The very first thing I recommend is to run with the environment variable CUDA_LAUNCH_BLOCKING set to 1. This will implicate or rule-out async issues. If the error goes away, then everything is probably setup correctly and you just need to figure out where to synchronize.
Next I’d suggest putting a cudaDeviceSynchronize() call and error check before the optixLaunch to make sure the problem actually occurs during the launch and wasn’t carried over from before the launch.
The next thing to try is turn on OptiX validation mode, to see if it reports anything. https://raytracing-docs.nvidia.com/optix7/guide/index.html#context#validation-mode
If you’re on Windows, you could try compiling everything in debug with optimizations disabled, and launch the Nsight Compute debugger from Visual Studio.
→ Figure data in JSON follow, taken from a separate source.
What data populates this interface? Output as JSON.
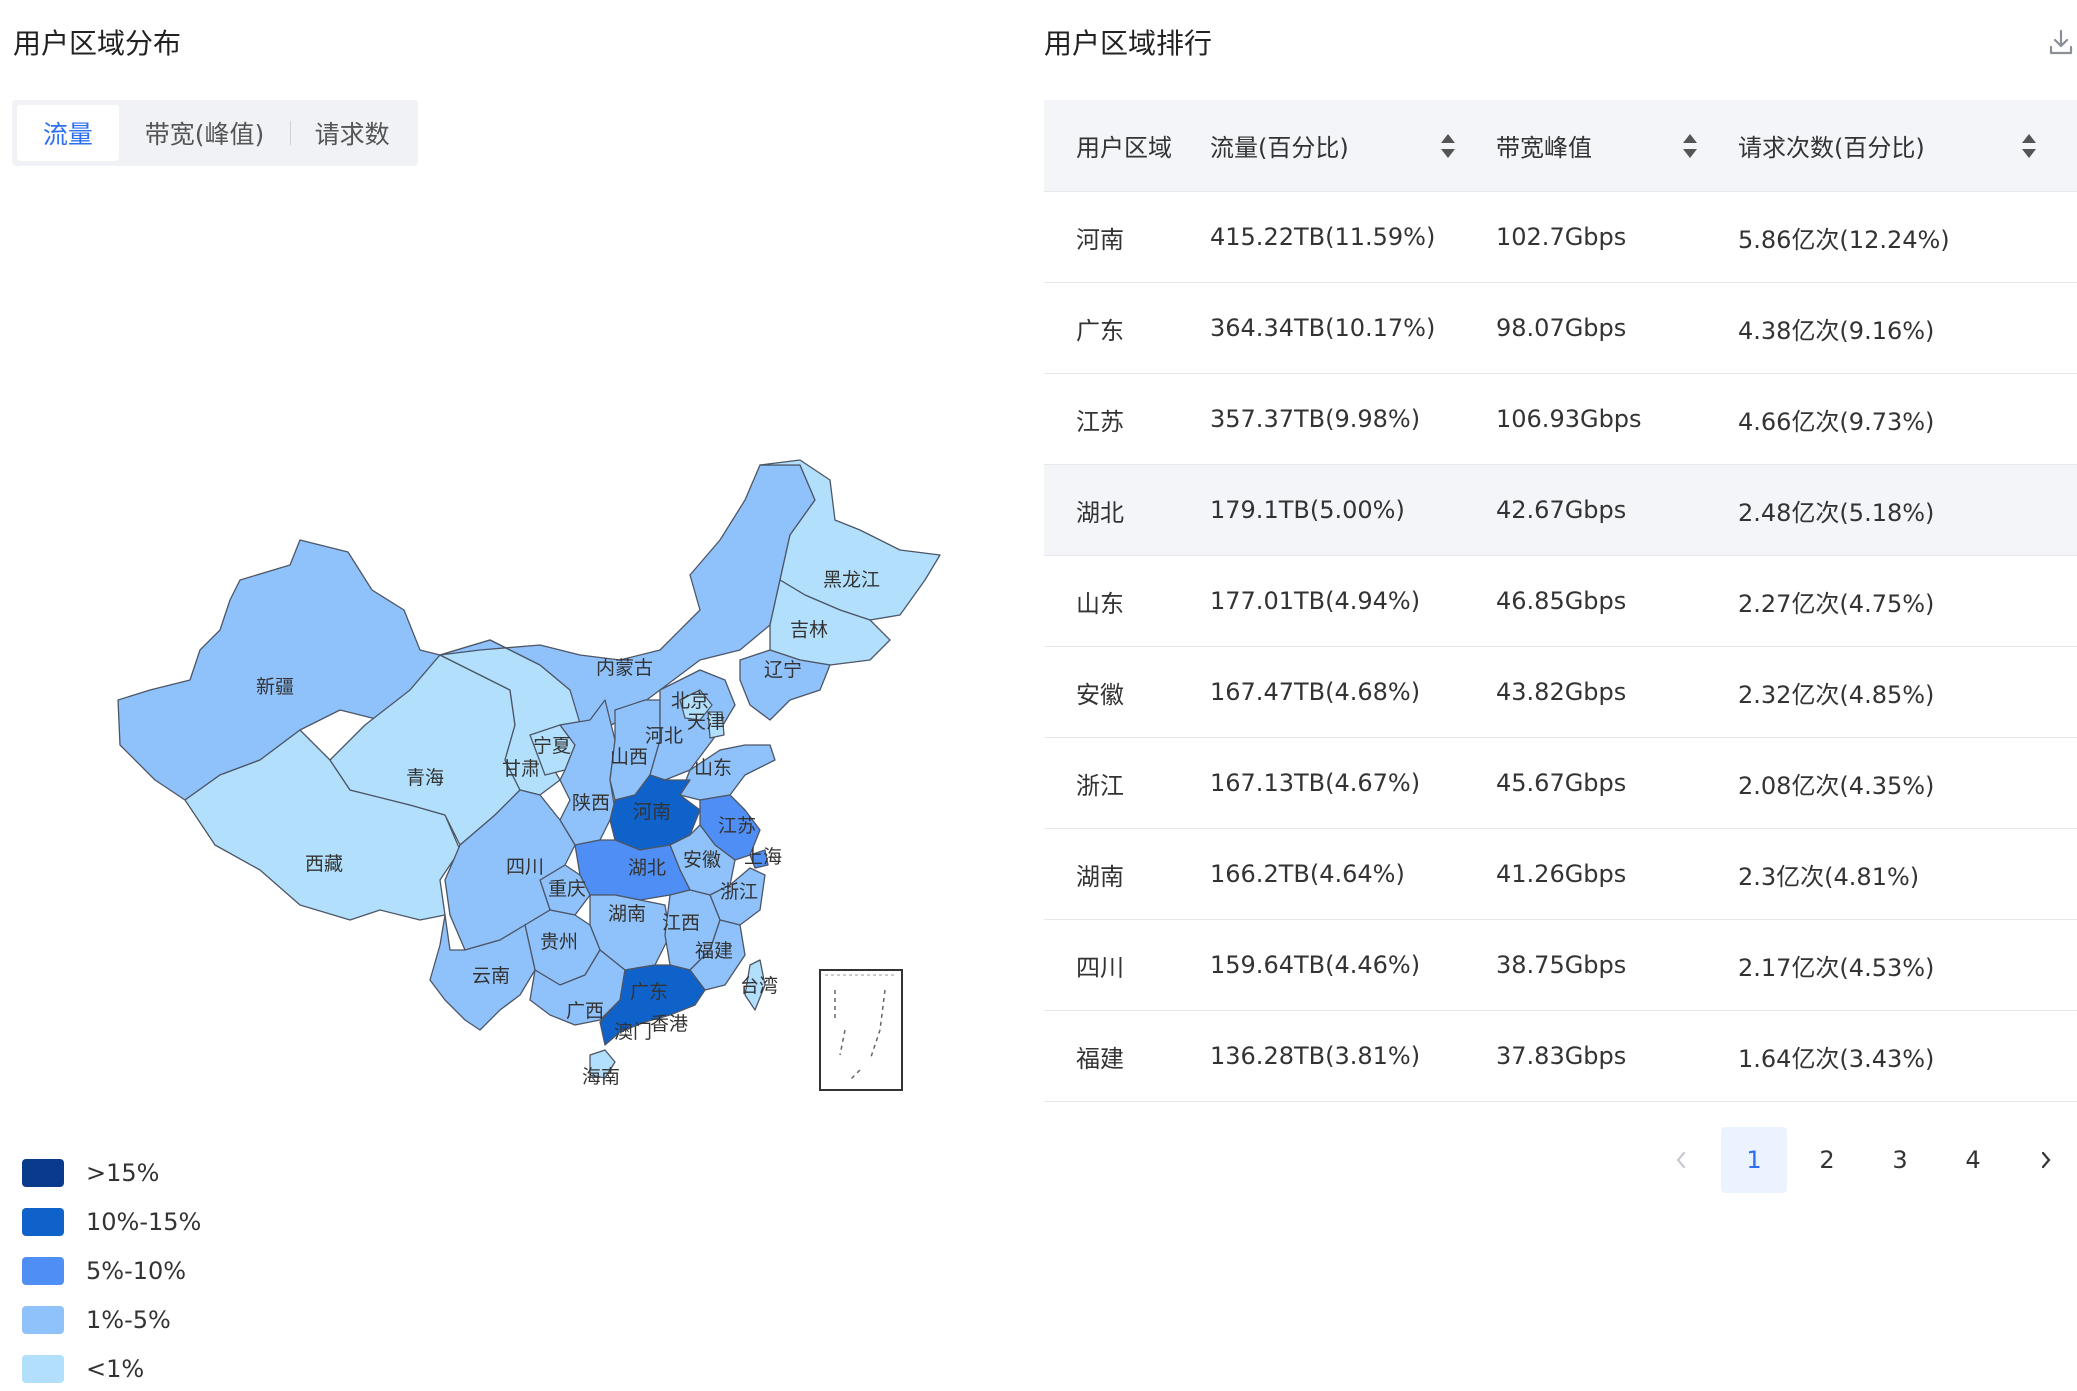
{
  "left": {
    "title": "用户区域分布",
    "tabs": [
      {
        "label": "流量",
        "active": true
      },
      {
        "label": "带宽(峰值)",
        "active": false
      },
      {
        "label": "请求数",
        "active": false
      }
    ],
    "legend": [
      {
        "label": ">15%",
        "color": "#0a3a8c"
      },
      {
        "label": "10%-15%",
        "color": "#0f62c9"
      },
      {
        "label": "5%-10%",
        "color": "#4f8ff5"
      },
      {
        "label": "1%-5%",
        "color": "#8fc1fb"
      },
      {
        "label": "<1%",
        "color": "#b2e0fc"
      }
    ],
    "map_labels": {
      "xinjiang": "新疆",
      "xizang": "西藏",
      "qinghai": "青海",
      "gansu": "甘肃",
      "ningxia": "宁夏",
      "neimenggu": "内蒙古",
      "heilongjiang": "黑龙江",
      "jilin": "吉林",
      "liaoning": "辽宁",
      "beijing": "北京",
      "tianjin": "天津",
      "hebei": "河北",
      "shanxi": "山西",
      "shandong": "山东",
      "henan": "河南",
      "shaanxi": "陕西",
      "sichuan": "四川",
      "chongqing": "重庆",
      "hubei": "湖北",
      "anhui": "安徽",
      "jiangsu": "江苏",
      "shanghai": "上海",
      "zhejiang": "浙江",
      "hunan": "湖南",
      "jiangxi": "江西",
      "guizhou": "贵州",
      "yunnan": "云南",
      "guangxi": "广西",
      "guangdong": "广东",
      "fujian": "福建",
      "taiwan": "台湾",
      "hainan": "海南",
      "xianggang": "香港",
      "aomen": "澳门"
    }
  },
  "right": {
    "title": "用户区域排行",
    "columns": [
      "用户区域",
      "流量(百分比)",
      "带宽峰值",
      "请求次数(百分比)"
    ],
    "rows": [
      [
        "河南",
        "415.22TB(11.59%)",
        "102.7Gbps",
        "5.86亿次(12.24%)"
      ],
      [
        "广东",
        "364.34TB(10.17%)",
        "98.07Gbps",
        "4.38亿次(9.16%)"
      ],
      [
        "江苏",
        "357.37TB(9.98%)",
        "106.93Gbps",
        "4.66亿次(9.73%)"
      ],
      [
        "湖北",
        "179.1TB(5.00%)",
        "42.67Gbps",
        "2.48亿次(5.18%)"
      ],
      [
        "山东",
        "177.01TB(4.94%)",
        "46.85Gbps",
        "2.27亿次(4.75%)"
      ],
      [
        "安徽",
        "167.47TB(4.68%)",
        "43.82Gbps",
        "2.32亿次(4.85%)"
      ],
      [
        "浙江",
        "167.13TB(4.67%)",
        "45.67Gbps",
        "2.08亿次(4.35%)"
      ],
      [
        "湖南",
        "166.2TB(4.64%)",
        "41.26Gbps",
        "2.3亿次(4.81%)"
      ],
      [
        "四川",
        "159.64TB(4.46%)",
        "38.75Gbps",
        "2.17亿次(4.53%)"
      ],
      [
        "福建",
        "136.28TB(3.81%)",
        "37.83Gbps",
        "1.64亿次(3.43%)"
      ]
    ],
    "pagination": {
      "pages": [
        "1",
        "2",
        "3",
        "4"
      ],
      "current": "1"
    }
  }
}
We are working on the debugging features, and they’re not expected to work seamlessly right now, but you might be able to catch the approximate location of the illegal memory access, so it’s worth a shot.
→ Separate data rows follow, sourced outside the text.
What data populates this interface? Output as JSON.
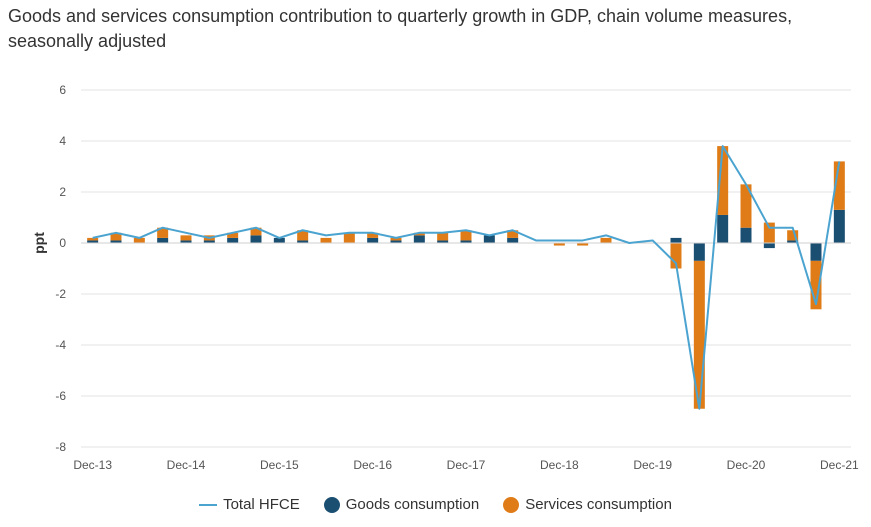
{
  "chart_data": {
    "type": "bar",
    "title": "Goods and services consumption contribution to quarterly growth in GDP, chain volume measures, seasonally adjusted",
    "ylabel": "ppt",
    "xlabel": "",
    "ylim": [
      -8,
      6
    ],
    "yticks": [
      6,
      4,
      2,
      0,
      -2,
      -4,
      -6,
      -8
    ],
    "grid": true,
    "legend_position": "bottom",
    "x_tick_labels": [
      "Dec-13",
      "Dec-14",
      "Dec-15",
      "Dec-16",
      "Dec-17",
      "Dec-18",
      "Dec-19",
      "Dec-20",
      "Dec-21"
    ],
    "x_tick_indices": [
      0,
      4,
      8,
      12,
      16,
      20,
      24,
      28,
      32
    ],
    "categories": [
      "Dec-13",
      "Mar-14",
      "Jun-14",
      "Sep-14",
      "Dec-14",
      "Mar-15",
      "Jun-15",
      "Sep-15",
      "Dec-15",
      "Mar-16",
      "Jun-16",
      "Sep-16",
      "Dec-16",
      "Mar-17",
      "Jun-17",
      "Sep-17",
      "Dec-17",
      "Mar-18",
      "Jun-18",
      "Sep-18",
      "Dec-18",
      "Mar-19",
      "Jun-19",
      "Sep-19",
      "Dec-19",
      "Mar-20",
      "Jun-20",
      "Sep-20",
      "Dec-20",
      "Mar-21",
      "Jun-21",
      "Sep-21",
      "Dec-21"
    ],
    "series": [
      {
        "name": "Goods consumption",
        "kind": "bar",
        "color": "#1b4f72",
        "values": [
          0.1,
          0.1,
          0.0,
          0.2,
          0.1,
          0.1,
          0.2,
          0.3,
          0.2,
          0.1,
          0.0,
          0.0,
          0.2,
          0.1,
          0.3,
          0.1,
          0.1,
          0.3,
          0.2,
          0.0,
          0.0,
          0.0,
          0.0,
          0.0,
          0.0,
          0.2,
          -0.7,
          1.1,
          0.6,
          -0.2,
          0.1,
          -0.7,
          1.3
        ]
      },
      {
        "name": "Services consumption",
        "kind": "bar",
        "color": "#e07c17",
        "values": [
          0.1,
          0.3,
          0.2,
          0.4,
          0.2,
          0.2,
          0.2,
          0.3,
          0.0,
          0.4,
          0.2,
          0.4,
          0.2,
          0.1,
          0.1,
          0.3,
          0.4,
          0.0,
          0.3,
          0.0,
          -0.1,
          -0.1,
          0.2,
          0.0,
          0.0,
          -1.0,
          -5.8,
          2.7,
          1.7,
          0.8,
          0.4,
          -1.9,
          1.9
        ]
      },
      {
        "name": "Total HFCE",
        "kind": "line",
        "color": "#4ba3d0",
        "values": [
          0.2,
          0.4,
          0.2,
          0.6,
          0.4,
          0.2,
          0.4,
          0.6,
          0.2,
          0.5,
          0.3,
          0.4,
          0.4,
          0.2,
          0.4,
          0.4,
          0.5,
          0.3,
          0.5,
          0.1,
          0.1,
          0.1,
          0.3,
          0.0,
          0.1,
          -0.8,
          -6.5,
          3.8,
          2.3,
          0.6,
          0.6,
          -2.4,
          3.2
        ]
      }
    ]
  }
}
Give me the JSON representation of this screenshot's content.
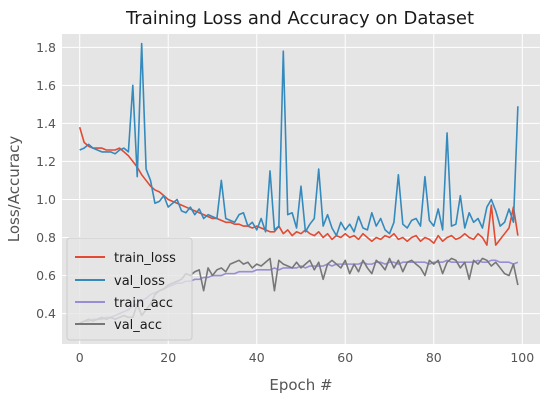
{
  "chart_data": {
    "type": "line",
    "title": "Training Loss and Accuracy on Dataset",
    "xlabel": "Epoch #",
    "ylabel": "Loss/Accuracy",
    "xlim": [
      -4,
      104
    ],
    "ylim": [
      0.24,
      1.87
    ],
    "xticks": [
      0,
      20,
      40,
      60,
      80,
      100
    ],
    "yticks": [
      0.4,
      0.6,
      0.8,
      1.0,
      1.2,
      1.4,
      1.6,
      1.8
    ],
    "ytick_labels": [
      "0.4",
      "0.6",
      "0.8",
      "1.0",
      "1.2",
      "1.4",
      "1.6",
      "1.8"
    ],
    "grid": true,
    "legend_position": "lower-left",
    "colors": {
      "plot_bg": "#E5E5E5",
      "grid": "#FFFFFF",
      "train_loss": "#E24A33",
      "val_loss": "#348ABD",
      "train_acc": "#988ED5",
      "val_acc": "#777777"
    },
    "series": [
      {
        "name": "train_loss",
        "values": [
          1.38,
          1.3,
          1.28,
          1.27,
          1.27,
          1.27,
          1.26,
          1.26,
          1.26,
          1.27,
          1.25,
          1.23,
          1.2,
          1.17,
          1.13,
          1.1,
          1.07,
          1.05,
          1.04,
          1.02,
          1.0,
          0.99,
          0.98,
          0.97,
          0.96,
          0.95,
          0.94,
          0.93,
          0.92,
          0.91,
          0.9,
          0.9,
          0.89,
          0.88,
          0.88,
          0.87,
          0.87,
          0.86,
          0.86,
          0.85,
          0.86,
          0.85,
          0.84,
          0.83,
          0.83,
          0.86,
          0.82,
          0.84,
          0.81,
          0.83,
          0.82,
          0.84,
          0.82,
          0.81,
          0.83,
          0.8,
          0.82,
          0.79,
          0.81,
          0.8,
          0.82,
          0.8,
          0.81,
          0.79,
          0.82,
          0.8,
          0.78,
          0.8,
          0.79,
          0.81,
          0.8,
          0.82,
          0.79,
          0.8,
          0.78,
          0.8,
          0.81,
          0.78,
          0.8,
          0.79,
          0.77,
          0.81,
          0.78,
          0.8,
          0.81,
          0.79,
          0.8,
          0.82,
          0.8,
          0.79,
          0.82,
          0.8,
          0.76,
          0.97,
          0.76,
          0.79,
          0.82,
          0.85,
          0.96,
          0.81
        ]
      },
      {
        "name": "val_loss",
        "values": [
          1.26,
          1.27,
          1.29,
          1.27,
          1.26,
          1.25,
          1.25,
          1.25,
          1.24,
          1.26,
          1.27,
          1.25,
          1.6,
          1.12,
          1.82,
          1.16,
          1.1,
          0.98,
          0.99,
          1.02,
          0.96,
          0.98,
          1.0,
          0.94,
          0.93,
          0.96,
          0.92,
          0.95,
          0.9,
          0.92,
          0.91,
          0.9,
          1.1,
          0.9,
          0.89,
          0.88,
          0.92,
          0.93,
          0.86,
          0.88,
          0.84,
          0.9,
          0.83,
          1.15,
          0.84,
          0.86,
          1.78,
          0.92,
          0.93,
          0.85,
          1.07,
          0.83,
          0.87,
          0.9,
          1.16,
          0.86,
          0.92,
          0.85,
          0.81,
          0.88,
          0.84,
          0.87,
          0.83,
          0.91,
          0.85,
          0.84,
          0.93,
          0.86,
          0.9,
          0.84,
          0.82,
          0.88,
          1.13,
          0.87,
          0.85,
          0.89,
          0.9,
          0.86,
          1.12,
          0.89,
          0.86,
          0.95,
          0.84,
          1.35,
          0.86,
          0.87,
          1.02,
          0.85,
          0.93,
          0.88,
          0.9,
          0.85,
          0.96,
          1.0,
          0.94,
          0.86,
          0.88,
          0.95,
          0.88,
          1.49
        ]
      },
      {
        "name": "train_acc",
        "values": [
          0.35,
          0.36,
          0.36,
          0.37,
          0.37,
          0.37,
          0.38,
          0.38,
          0.39,
          0.4,
          0.41,
          0.42,
          0.44,
          0.45,
          0.47,
          0.48,
          0.5,
          0.51,
          0.52,
          0.53,
          0.54,
          0.55,
          0.56,
          0.56,
          0.57,
          0.57,
          0.58,
          0.58,
          0.59,
          0.59,
          0.6,
          0.6,
          0.6,
          0.61,
          0.61,
          0.61,
          0.62,
          0.62,
          0.62,
          0.62,
          0.63,
          0.63,
          0.63,
          0.63,
          0.64,
          0.63,
          0.64,
          0.64,
          0.64,
          0.64,
          0.65,
          0.64,
          0.65,
          0.65,
          0.65,
          0.65,
          0.66,
          0.65,
          0.66,
          0.66,
          0.66,
          0.66,
          0.66,
          0.66,
          0.67,
          0.66,
          0.66,
          0.67,
          0.67,
          0.66,
          0.67,
          0.67,
          0.66,
          0.67,
          0.67,
          0.67,
          0.67,
          0.67,
          0.67,
          0.66,
          0.67,
          0.67,
          0.67,
          0.68,
          0.67,
          0.67,
          0.67,
          0.67,
          0.67,
          0.67,
          0.68,
          0.67,
          0.67,
          0.68,
          0.68,
          0.67,
          0.67,
          0.67,
          0.66,
          0.67
        ]
      },
      {
        "name": "val_acc",
        "values": [
          0.35,
          0.36,
          0.37,
          0.36,
          0.37,
          0.38,
          0.37,
          0.38,
          0.37,
          0.38,
          0.39,
          0.38,
          0.38,
          0.45,
          0.39,
          0.42,
          0.45,
          0.5,
          0.52,
          0.53,
          0.55,
          0.56,
          0.57,
          0.58,
          0.61,
          0.6,
          0.62,
          0.63,
          0.52,
          0.64,
          0.6,
          0.63,
          0.64,
          0.62,
          0.66,
          0.67,
          0.68,
          0.66,
          0.67,
          0.64,
          0.66,
          0.65,
          0.67,
          0.69,
          0.52,
          0.68,
          0.66,
          0.65,
          0.64,
          0.67,
          0.64,
          0.66,
          0.68,
          0.63,
          0.67,
          0.58,
          0.66,
          0.68,
          0.66,
          0.64,
          0.68,
          0.61,
          0.66,
          0.62,
          0.68,
          0.64,
          0.61,
          0.68,
          0.66,
          0.63,
          0.69,
          0.64,
          0.68,
          0.62,
          0.67,
          0.68,
          0.66,
          0.64,
          0.6,
          0.68,
          0.66,
          0.68,
          0.61,
          0.67,
          0.69,
          0.68,
          0.64,
          0.67,
          0.58,
          0.68,
          0.66,
          0.69,
          0.68,
          0.65,
          0.67,
          0.64,
          0.61,
          0.6,
          0.66,
          0.55
        ]
      }
    ]
  }
}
I don’t know if gdt::vector and glm::vector are the same size in memory, but if so, then the vector type might be a red herring. Are they both equivalent to float3?
If the debugger doesn’t yield any useful info, the next thing to do is isolate the cause. Common causes for your setup might include:
- a misconfigured Shader Binding Table
- a shader reading/writing memory out of bounds
- an OpenGL interop problem
- a misconfigured Acceleration Structure
- a stack overflow
Isolate the cause by disabling OptiX features in your renderer systematically until it runs without the error. (Or if it makes more sense, disable all features and re-enable them systematically until you hit the error.) For example, if you have multiple hitgroups, see if disabling one or more fixes the error. In that case the issue may be SBT or a shader program. To test shaders, comment the trace call(s) from your raygen program and see if the error still occurs (if so, the issue is in miss, closest-hit, or any-hit). Unplug things until you figure out which one is the problem. You can rule out shader code by putting a
return statement at the top, and bisect it by moving the return statement around.
See if you can trigger the error with smaller launch dimensions. It is ideal if you can reproduce when using a 1x1 pixel launch. It may be effective to use
printf() once your launch size is small enough that the amount of printf output is manageable.
See how far you get isolating, and if you get stuck we can toss out a few more ideas about how to dig further. I hope that helps!